O resultado de 2 a 2 em Curitiba, na semana passada, foi bastante comemorado, mas os jogadores tentam manter os pés no chão e esquecer a vantagem. “Se tomarmos um gol estamos fora”, declarou Marcos Assunção, que agora sem o goleiro Marcos e com Felipão dando poucas entrevistas se torna o porta-voz da equipe em momentos difíceis.

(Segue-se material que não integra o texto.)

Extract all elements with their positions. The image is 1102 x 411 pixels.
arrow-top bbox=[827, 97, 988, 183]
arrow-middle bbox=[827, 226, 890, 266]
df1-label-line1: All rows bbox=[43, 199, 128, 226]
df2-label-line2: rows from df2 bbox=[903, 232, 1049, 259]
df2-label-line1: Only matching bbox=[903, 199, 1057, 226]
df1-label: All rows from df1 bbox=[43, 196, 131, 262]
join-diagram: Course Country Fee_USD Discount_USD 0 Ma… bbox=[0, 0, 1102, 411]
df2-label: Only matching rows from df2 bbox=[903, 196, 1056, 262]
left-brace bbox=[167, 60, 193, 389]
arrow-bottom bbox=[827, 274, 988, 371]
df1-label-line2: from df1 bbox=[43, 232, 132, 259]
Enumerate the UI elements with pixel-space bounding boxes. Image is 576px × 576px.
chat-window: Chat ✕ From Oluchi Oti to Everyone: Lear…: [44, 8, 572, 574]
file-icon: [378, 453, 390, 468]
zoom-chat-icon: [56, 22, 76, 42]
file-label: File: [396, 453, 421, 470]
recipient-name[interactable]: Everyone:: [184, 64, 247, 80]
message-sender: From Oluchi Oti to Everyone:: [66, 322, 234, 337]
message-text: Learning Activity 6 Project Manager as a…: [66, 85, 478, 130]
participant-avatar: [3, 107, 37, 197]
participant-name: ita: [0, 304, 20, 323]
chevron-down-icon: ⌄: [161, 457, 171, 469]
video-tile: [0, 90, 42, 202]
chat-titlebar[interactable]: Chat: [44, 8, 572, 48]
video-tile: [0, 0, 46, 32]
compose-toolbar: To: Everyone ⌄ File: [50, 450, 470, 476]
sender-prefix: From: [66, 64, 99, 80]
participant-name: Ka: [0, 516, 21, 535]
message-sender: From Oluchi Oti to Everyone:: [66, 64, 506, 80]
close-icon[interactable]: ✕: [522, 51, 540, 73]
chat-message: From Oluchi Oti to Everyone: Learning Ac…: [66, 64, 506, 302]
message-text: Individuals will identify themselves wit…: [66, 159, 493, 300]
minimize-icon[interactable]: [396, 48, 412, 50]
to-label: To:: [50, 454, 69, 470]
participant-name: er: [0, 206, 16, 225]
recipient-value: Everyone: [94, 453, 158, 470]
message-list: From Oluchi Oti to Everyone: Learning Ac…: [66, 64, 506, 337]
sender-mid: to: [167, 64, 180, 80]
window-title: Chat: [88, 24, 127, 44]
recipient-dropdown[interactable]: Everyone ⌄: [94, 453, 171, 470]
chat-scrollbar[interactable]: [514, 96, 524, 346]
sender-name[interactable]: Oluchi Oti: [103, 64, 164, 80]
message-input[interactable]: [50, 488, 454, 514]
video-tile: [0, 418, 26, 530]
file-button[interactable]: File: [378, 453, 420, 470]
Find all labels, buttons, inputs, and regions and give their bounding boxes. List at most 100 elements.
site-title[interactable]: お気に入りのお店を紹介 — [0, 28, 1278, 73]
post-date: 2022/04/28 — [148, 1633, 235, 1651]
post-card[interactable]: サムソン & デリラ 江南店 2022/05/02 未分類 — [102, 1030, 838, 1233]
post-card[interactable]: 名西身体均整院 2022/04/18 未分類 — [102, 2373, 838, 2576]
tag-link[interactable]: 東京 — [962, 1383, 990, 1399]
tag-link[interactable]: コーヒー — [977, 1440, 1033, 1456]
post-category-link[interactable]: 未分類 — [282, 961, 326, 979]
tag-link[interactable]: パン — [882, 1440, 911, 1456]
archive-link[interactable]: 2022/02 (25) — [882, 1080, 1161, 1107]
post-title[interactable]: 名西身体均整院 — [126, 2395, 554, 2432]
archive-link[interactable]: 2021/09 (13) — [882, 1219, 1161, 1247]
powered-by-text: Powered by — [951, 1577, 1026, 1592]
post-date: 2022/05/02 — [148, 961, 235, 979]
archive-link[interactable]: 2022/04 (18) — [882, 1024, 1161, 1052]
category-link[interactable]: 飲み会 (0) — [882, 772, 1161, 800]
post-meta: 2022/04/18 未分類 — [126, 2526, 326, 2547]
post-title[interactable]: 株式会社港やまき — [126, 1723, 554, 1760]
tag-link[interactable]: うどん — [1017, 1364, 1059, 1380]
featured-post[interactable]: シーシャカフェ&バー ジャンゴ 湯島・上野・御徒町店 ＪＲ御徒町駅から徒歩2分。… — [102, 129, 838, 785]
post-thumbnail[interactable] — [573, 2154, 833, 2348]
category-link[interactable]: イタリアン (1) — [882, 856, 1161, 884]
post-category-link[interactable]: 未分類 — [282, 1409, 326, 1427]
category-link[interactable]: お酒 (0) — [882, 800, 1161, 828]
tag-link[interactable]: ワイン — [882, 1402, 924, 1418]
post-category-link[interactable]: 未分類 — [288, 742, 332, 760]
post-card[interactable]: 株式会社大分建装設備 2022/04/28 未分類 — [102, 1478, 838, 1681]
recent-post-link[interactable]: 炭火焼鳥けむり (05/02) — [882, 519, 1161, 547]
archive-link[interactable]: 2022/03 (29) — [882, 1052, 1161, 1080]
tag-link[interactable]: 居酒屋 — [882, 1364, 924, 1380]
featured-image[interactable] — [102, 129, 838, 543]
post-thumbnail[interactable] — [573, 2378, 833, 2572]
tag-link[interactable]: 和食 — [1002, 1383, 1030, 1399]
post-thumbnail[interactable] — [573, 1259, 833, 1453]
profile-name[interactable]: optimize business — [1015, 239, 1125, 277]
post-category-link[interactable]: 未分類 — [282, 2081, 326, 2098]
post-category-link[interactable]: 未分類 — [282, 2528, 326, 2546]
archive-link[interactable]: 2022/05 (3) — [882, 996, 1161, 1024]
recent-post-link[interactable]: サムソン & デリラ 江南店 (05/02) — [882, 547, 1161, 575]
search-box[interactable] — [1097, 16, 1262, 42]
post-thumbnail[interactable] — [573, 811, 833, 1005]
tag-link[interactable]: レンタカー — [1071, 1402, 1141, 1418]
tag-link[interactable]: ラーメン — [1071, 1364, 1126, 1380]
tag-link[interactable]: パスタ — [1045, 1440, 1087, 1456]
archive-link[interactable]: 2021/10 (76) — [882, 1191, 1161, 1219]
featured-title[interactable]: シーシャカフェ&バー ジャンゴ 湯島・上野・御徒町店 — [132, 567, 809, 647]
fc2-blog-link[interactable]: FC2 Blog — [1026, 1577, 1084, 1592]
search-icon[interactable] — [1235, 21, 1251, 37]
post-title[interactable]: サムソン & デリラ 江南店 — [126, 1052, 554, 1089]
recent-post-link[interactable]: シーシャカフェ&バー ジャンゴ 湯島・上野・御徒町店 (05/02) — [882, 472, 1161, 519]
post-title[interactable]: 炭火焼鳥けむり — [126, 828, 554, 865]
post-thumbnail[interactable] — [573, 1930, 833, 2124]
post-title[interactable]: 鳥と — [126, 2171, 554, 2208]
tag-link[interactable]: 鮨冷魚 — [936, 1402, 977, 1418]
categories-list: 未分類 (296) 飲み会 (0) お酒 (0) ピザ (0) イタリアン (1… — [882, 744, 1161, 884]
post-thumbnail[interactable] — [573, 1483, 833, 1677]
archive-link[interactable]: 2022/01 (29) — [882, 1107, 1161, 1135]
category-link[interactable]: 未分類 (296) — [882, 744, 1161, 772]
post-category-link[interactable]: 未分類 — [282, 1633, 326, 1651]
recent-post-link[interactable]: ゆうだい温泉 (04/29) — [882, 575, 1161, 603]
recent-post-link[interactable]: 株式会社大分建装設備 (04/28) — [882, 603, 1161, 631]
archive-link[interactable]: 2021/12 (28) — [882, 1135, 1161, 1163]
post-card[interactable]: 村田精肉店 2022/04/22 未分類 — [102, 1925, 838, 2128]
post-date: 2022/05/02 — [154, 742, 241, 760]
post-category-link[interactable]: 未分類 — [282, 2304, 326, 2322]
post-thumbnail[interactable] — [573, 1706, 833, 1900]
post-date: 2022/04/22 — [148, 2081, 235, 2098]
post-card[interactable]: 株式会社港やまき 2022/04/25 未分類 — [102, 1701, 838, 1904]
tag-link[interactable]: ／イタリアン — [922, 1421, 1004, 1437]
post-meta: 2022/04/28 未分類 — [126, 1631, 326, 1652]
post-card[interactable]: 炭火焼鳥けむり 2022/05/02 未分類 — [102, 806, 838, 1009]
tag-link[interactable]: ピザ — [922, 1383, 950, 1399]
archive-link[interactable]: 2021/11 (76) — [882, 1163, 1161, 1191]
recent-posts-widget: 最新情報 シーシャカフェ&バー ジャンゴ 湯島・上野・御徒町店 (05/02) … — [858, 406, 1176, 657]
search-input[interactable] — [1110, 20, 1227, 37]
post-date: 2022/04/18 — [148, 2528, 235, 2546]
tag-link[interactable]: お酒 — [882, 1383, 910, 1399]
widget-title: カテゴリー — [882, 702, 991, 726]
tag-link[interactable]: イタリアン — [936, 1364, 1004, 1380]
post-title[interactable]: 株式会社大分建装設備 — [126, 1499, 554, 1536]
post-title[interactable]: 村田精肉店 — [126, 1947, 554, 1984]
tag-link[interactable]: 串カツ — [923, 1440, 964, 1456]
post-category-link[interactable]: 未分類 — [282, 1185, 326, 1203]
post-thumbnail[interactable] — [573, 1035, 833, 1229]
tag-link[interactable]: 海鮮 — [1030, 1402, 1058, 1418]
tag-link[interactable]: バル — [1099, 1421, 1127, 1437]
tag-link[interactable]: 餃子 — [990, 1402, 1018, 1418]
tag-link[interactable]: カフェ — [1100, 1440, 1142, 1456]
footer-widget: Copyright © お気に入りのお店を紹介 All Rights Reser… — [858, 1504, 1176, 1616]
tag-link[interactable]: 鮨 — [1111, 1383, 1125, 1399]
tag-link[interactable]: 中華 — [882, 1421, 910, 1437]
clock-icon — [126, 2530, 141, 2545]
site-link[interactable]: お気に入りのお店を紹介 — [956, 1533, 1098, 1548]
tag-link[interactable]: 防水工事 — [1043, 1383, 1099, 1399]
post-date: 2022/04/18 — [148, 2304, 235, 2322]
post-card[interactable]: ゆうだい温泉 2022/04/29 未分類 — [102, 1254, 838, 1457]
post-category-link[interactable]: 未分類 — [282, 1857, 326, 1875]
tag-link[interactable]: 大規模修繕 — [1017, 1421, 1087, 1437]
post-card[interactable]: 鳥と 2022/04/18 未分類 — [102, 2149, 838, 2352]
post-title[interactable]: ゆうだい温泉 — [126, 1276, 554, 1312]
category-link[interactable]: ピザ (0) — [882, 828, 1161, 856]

O capitão palmeirense sabe muito bem o que significa o jogo desta quarta. Mais do que isso, coloca a conquista da Copa do Brasil como fundamental para uma paz mais duradoura no clube. “Temos de conseguir esse campeonato. Ganhando, além do título, teremos também a vaga na Libertadores. E assim jogaremos o Brasileiro com tranquilidade”, falou, concordando que uma eliminação seria o início de uma pressão insuportável.

Marcos Assunção lembra, no entanto, que de nada adianta passar pelo Atlético e cair depois. A responsabilidade do título continuará com o Palmeiras até que a conquista chegue. “São cinco finais que temos de ganhar”, falou o volante sobre todos os jogos que o time ainda teria na competição.

A pressão maior pela conquista, no entanto, está sobre o treinador. As públicas discussões de Felipão com a diretoria e o fato de ele já ter dito que não renovará seu contrato em dezembro pioraram ainda mais a situação do técnico. E uma eliminação por um time da Série B do Campeonato Brasileiro dificilmente passaria impune – o presidente Arnaldo Tirone só tem o segurado pois acredita na conquista da Copa do Brasil.